Collectable Car Collection

Local news story about an extensive collection of over 500 collectable cars, all in working order, owned by a man in Lebanon Mo.

…and then there is this story from France:

http://news.yahoo.com/forgotten-treasure-rare-cars-goes-auction-france-095816493.html

The cars in this French collection are badly deteriorated, but the marques represented (Bugatti, Hispano Suiza, Talbot-Lago, and other esteemed names) makes the collection almost priceless!

It’s a shame they’ve been allowed to deteriorate so badly. I suspect they were in decent shape before being stuffed away like that. He could have sold just a few and afforded to have the rest stored properly, but he probably didn’t even see all the damage. They were his treasures, whatever their condition. Hoarders can be like that. Even in this state, it sounds like an incredible collection, though I’m sure most are more mundane than those they described.

Like most of us, life happened to him while he was making other plans. It’s a shame, but I’m betting there are a few more treasures hiding out there.
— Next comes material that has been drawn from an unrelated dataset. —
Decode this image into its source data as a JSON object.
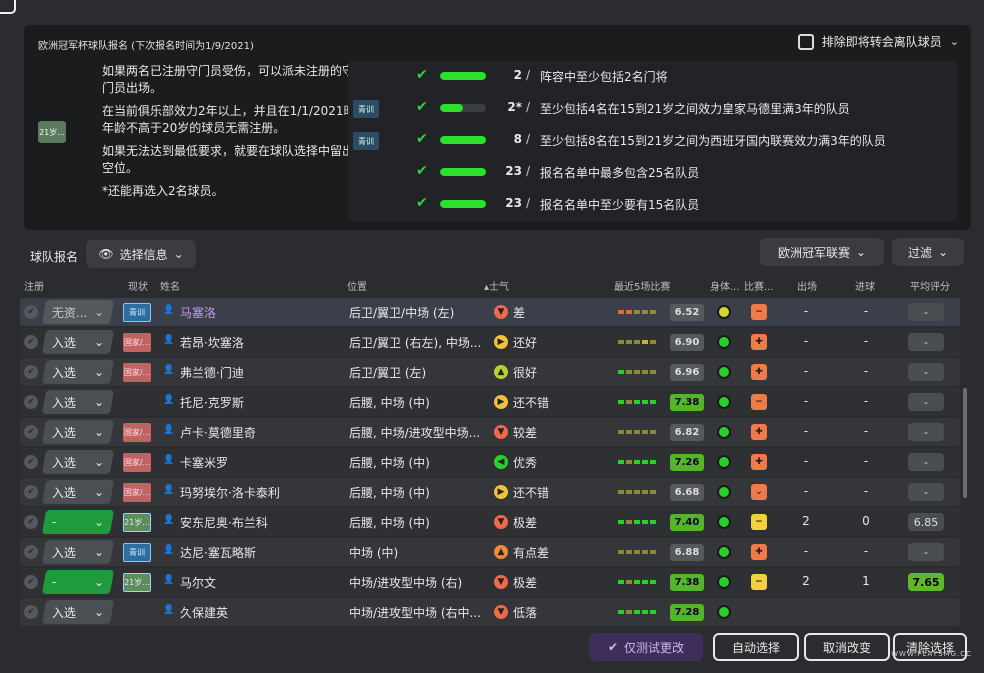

There’s a true story (a show was even done about it) about a garage near where Jay Keno lives that hadn’t been opened in decades. There was an old rumor of a classic car in there. For years Jay Leno made serious offers to the elderly couple for whatever contents were in the garage. Eventually they became friends, but he still never saw the contents of the garage. A few years after the husband passed away, the widow acquiesced and sold the contents of the garage to Jay. He brought a tiltbed and a TV camera, and when they opened the garage they discovered a fully intact, all original, all complete Deusenberg buried under numerous old car parts. They rolled it onto the tiltbed, brought it to Leno’s “Big Dog Garage”, and did a “sympathetic restoration” on it. It turns out that not long after the owner had bought it new, the camshaft broke and he rolled it into the garage and left it there. The TV show covered the entire process from the opening of the garage door to the “sympathetically restored” car driving through Hollywood streets.

I remember that showing that on PBS. It was great. Kept the original paint and interior…but the engine had to be rebuilt…the one thing that struck me was when he said it takes 40 man hours to adjust the valves.

Yeah, the engine had a busted camshaft and had sat since the car was new.

A Ferrari from that French treasure trove has already been auctioned for over 14 million Euros!

Now I’ve just got to find where my ancestors stored the Bugattis. Yeah, right. More likely old Ford pickups beaten up from farm use.

14M+ Euros for rust and dust?!?! Ye gods and little fishes.